Ke empat: "NO CORUPTION", Golput atau masa mengambang tidak akan menjatuhkan pilihan haknya pada kelompok bakal calon Capres yang diduga telah terindikasi melakukan perbuatan merugikan negara, sebagaimana diatur dalam UU No.20 Tahun 2001 tentang Perubahan Atas UU No.31 Tahun 1999 tentang Pemberantasan Tindak Pidana Korupsi.
ADVERTISEMENT
Bakal calon Capres Pemilu 2024, yang disinyalir dan patut diduga dalam penyelenggaraan negara selama ini, telah "berbau" korupsi dan merugikan keuangan negara, oleh golongan Golput tidak akan dipilih, dan angka Golput semakin tinggi. Golput banyak diwarnai kelompok cerdas, karena mereka tidak menjatuhkan pilihannya karena berdasarkan alasan, bakal calon adalah seorang rasis, pelanggar HAM, penganut paham radikal dan seorang koruptor. Akankah Golput angka stastiknya akan meningkat dengan adanya "isu" racial, genocide, terrorism/intoleran dan coruption?.
Sebagai masyarakat, khususnya generasi muda, kita tidak boleh golput dan harus menggunakan hak memilih. Berikut beberapa alasannya:
1. Peran penting generasi muda: Generasi muda, khususnya generasi milenial, merupakan bagian penting dari populasi pemilih. Oleh karena itu, partisipasi mereka dalam pemilu sangatlah penting untuk menjamin proses yang adil dan demokratis.
ADVERTISEMENT
2. Potensi untuk membentuk masa depan: Pemilih muda (pemilih muda) mempunyai potensi untuk membentuk arah dan kebijakan negara. Dengan memberikan suara, mereka dapat membuat suaranya didengar dan berkontribusi dalam proses pengambilan keputusan.
3. Akses terhadap informasi: Dengan meningkatnya literasi digital, informasi tentang kandidat dan platform mereka dapat diakses dengan mudah. Oleh karena itu, tidak ada alasan untuk tidak mendapat informasi mengenai kandidat dan kebijakannya.
4. Mencegah hoax: Literasi digital generasi muda juga dapat membantu mencegah penyebaran hoax dan berita bohong yang dapat menimbulkan keresahan dan mengancam keselamatan pemilu.
5. Dampak negatif dari golput: Golput dapat menimbulkan konsekuensi negatif, seperti mengganggu program pemerintah dan memberikan keuntungan bagi partai yang berkuasa.

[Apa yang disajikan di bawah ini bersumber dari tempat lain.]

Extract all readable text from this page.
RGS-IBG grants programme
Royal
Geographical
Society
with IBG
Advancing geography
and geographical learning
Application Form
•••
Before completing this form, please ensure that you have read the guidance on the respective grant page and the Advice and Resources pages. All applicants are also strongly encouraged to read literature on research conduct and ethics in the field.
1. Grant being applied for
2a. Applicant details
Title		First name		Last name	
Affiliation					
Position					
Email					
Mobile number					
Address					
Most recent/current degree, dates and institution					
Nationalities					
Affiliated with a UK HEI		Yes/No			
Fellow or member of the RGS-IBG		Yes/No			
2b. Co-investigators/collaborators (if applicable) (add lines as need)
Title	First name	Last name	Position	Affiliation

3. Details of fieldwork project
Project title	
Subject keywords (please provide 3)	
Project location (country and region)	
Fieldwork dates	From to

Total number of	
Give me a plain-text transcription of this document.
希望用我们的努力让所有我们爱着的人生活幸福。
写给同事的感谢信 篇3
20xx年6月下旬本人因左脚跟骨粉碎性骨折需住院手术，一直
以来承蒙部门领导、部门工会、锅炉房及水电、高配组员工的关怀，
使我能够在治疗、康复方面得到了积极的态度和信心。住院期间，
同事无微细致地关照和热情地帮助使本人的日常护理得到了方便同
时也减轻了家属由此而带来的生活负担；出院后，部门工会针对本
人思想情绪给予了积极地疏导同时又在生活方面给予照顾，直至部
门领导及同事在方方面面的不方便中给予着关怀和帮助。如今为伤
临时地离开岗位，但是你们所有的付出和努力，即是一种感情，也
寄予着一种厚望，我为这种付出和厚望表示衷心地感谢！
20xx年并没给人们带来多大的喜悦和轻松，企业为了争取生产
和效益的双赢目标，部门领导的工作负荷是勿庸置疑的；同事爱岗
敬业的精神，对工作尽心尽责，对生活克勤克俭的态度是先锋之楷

Satu suara dapat membuat perbedaan dan berkontribusi terhadap masa depan negara yang lebih baik.
ADVERTISEMENT
Untuk mendorong pemilih muda berpartisipasi dalam pemilu, ada beberapa langkah yang dapat dilakukan, seperti:
1. Melakukan kampanye literasi digital untuk mendidik pemilih muda tentang pentingnya memilih dan cara mengakses informasi
2. Membuat konten yang relevan dan inspiratif yang dapat memotivasi pemilih muda untuk berpartisipasi dalam pemilu.
3. Mendorong pemilih muda untuk menjadi pemikir kritis dan memverifikasi informasi sebelum menyebarkannya.
Kesimpulannya, sebagai masyarakat, kita harus mendorong pemilih muda untuk berpartisipasi dalam pemilu dan menggunakan hak pilihnya. Dengan melakukan hal ini, kita dapat memastikan proses yang adil dan demokratis serta berkontribusi terhadap masa depan negara yang lebih baik.